Miss Leelavathi directed by M R Vittal, in which she played the title role, followed in 1965. The film was progressive for its times, with the heroine openly defying her parents’ suggestions of an arranged marriage, choosing instead to focus on her career. The film also, unusually for its period, presented an open attitude towards premarital sex. Following this film, Jayanthi became known for her glamorous avatar onscreen, donning Western clothes with aplomb. The success of the film catapulted her to fame, and she even became the first Kannada actress to sport a swimsuit onscreen.

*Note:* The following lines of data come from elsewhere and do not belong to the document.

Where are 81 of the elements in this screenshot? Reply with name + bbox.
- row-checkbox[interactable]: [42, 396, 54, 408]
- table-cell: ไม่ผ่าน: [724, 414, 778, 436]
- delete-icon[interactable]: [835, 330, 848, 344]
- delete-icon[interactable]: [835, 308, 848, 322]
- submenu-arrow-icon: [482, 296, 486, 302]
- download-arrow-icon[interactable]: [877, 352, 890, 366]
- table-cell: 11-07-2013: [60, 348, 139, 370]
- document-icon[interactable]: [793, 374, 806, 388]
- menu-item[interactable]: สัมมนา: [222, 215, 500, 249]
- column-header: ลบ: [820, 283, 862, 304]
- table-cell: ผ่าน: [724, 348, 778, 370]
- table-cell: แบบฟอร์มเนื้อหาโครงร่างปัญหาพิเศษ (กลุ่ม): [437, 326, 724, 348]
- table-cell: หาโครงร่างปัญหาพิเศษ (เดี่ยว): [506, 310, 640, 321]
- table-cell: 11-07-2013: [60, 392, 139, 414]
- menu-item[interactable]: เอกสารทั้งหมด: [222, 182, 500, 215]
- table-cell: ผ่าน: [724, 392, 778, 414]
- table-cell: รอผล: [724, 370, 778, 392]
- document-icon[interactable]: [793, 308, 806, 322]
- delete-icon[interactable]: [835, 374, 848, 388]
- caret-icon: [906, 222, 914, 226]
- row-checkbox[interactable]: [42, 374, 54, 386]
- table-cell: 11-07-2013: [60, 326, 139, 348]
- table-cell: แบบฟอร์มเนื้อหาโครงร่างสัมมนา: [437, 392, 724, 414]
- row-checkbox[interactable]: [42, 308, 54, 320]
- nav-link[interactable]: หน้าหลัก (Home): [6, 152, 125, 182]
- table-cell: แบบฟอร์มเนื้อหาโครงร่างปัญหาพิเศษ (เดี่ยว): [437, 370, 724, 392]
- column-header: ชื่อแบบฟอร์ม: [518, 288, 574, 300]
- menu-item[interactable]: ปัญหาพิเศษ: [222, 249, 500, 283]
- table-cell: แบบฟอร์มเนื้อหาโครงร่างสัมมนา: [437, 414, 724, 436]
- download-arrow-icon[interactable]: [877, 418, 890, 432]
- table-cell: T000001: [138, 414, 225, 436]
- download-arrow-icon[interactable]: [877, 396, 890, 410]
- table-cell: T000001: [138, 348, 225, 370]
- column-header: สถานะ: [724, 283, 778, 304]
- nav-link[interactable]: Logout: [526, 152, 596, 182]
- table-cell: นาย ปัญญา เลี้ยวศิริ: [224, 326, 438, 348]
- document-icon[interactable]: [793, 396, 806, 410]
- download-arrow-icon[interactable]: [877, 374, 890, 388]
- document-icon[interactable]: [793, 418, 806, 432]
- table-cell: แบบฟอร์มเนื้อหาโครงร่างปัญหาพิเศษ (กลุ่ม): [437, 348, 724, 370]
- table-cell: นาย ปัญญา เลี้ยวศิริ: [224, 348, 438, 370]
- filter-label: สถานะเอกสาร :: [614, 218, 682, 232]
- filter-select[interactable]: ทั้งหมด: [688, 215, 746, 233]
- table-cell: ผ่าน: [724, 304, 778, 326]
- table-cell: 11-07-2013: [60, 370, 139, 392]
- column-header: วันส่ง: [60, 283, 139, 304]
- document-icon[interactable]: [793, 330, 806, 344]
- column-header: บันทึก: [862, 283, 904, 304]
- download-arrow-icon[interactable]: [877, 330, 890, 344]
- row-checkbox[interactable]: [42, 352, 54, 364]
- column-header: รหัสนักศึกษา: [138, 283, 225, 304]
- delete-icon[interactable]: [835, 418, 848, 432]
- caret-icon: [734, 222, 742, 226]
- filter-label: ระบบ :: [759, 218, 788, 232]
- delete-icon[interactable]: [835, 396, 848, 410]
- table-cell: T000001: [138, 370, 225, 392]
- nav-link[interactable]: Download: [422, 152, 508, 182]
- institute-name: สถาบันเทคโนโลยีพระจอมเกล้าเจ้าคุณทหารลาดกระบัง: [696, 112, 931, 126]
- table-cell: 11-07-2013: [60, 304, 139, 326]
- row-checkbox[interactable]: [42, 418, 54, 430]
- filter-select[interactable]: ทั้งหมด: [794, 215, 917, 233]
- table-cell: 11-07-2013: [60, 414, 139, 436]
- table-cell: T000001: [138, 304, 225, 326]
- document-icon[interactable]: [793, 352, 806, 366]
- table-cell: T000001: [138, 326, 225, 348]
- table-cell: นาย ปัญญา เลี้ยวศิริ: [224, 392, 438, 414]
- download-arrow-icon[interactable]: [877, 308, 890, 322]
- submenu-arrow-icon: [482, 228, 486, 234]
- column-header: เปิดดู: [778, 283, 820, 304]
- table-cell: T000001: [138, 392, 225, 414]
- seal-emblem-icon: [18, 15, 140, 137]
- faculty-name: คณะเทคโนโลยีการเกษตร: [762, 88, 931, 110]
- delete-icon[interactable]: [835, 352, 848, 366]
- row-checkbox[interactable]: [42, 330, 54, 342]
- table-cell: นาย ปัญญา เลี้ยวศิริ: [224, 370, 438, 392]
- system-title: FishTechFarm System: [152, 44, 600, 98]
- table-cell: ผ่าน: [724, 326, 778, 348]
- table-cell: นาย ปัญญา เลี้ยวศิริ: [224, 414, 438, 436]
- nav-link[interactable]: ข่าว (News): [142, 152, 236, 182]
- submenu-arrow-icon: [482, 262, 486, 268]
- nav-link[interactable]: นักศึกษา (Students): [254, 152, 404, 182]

Jayanthi, during her nearly two-decade stint in Tamil films as a leading lady, starred opposite Gemini Ganesan, M G R, Muthuraman and Jaishankar. She was seen in Padagotti (1964) (Tamil) and Mugaraasi (1966) (Tamil) with M G R, Kanna Nalama (1972) (Tamil), Velli Vizha (1972) (Tamil), Punnagai (1971) (Tamil) and Iru Kodugal (1969) (Tamil) with Gemini Ganesan, and with Jaishankar in Nil Gavani Kadhali (1969) (Tamil) and Kathal Paduthum Paadu (1966) (Tamil) and Ethir Neechal (1968) (Tamil) with Nagesh. Incidentally, she was Tamil maverick director K Balachander's regular actress starring in films like Iru Kodugal, Bama Vijayam (1967), Ethir Neechal, Punnagai, Velli Vizha and Kanna Nalama. She also acted with Jayalalithaa and Manorama in Mugaraasi.
Though Jayanthi was married to the film director Peketi Sivaram for a few years, the couple separated.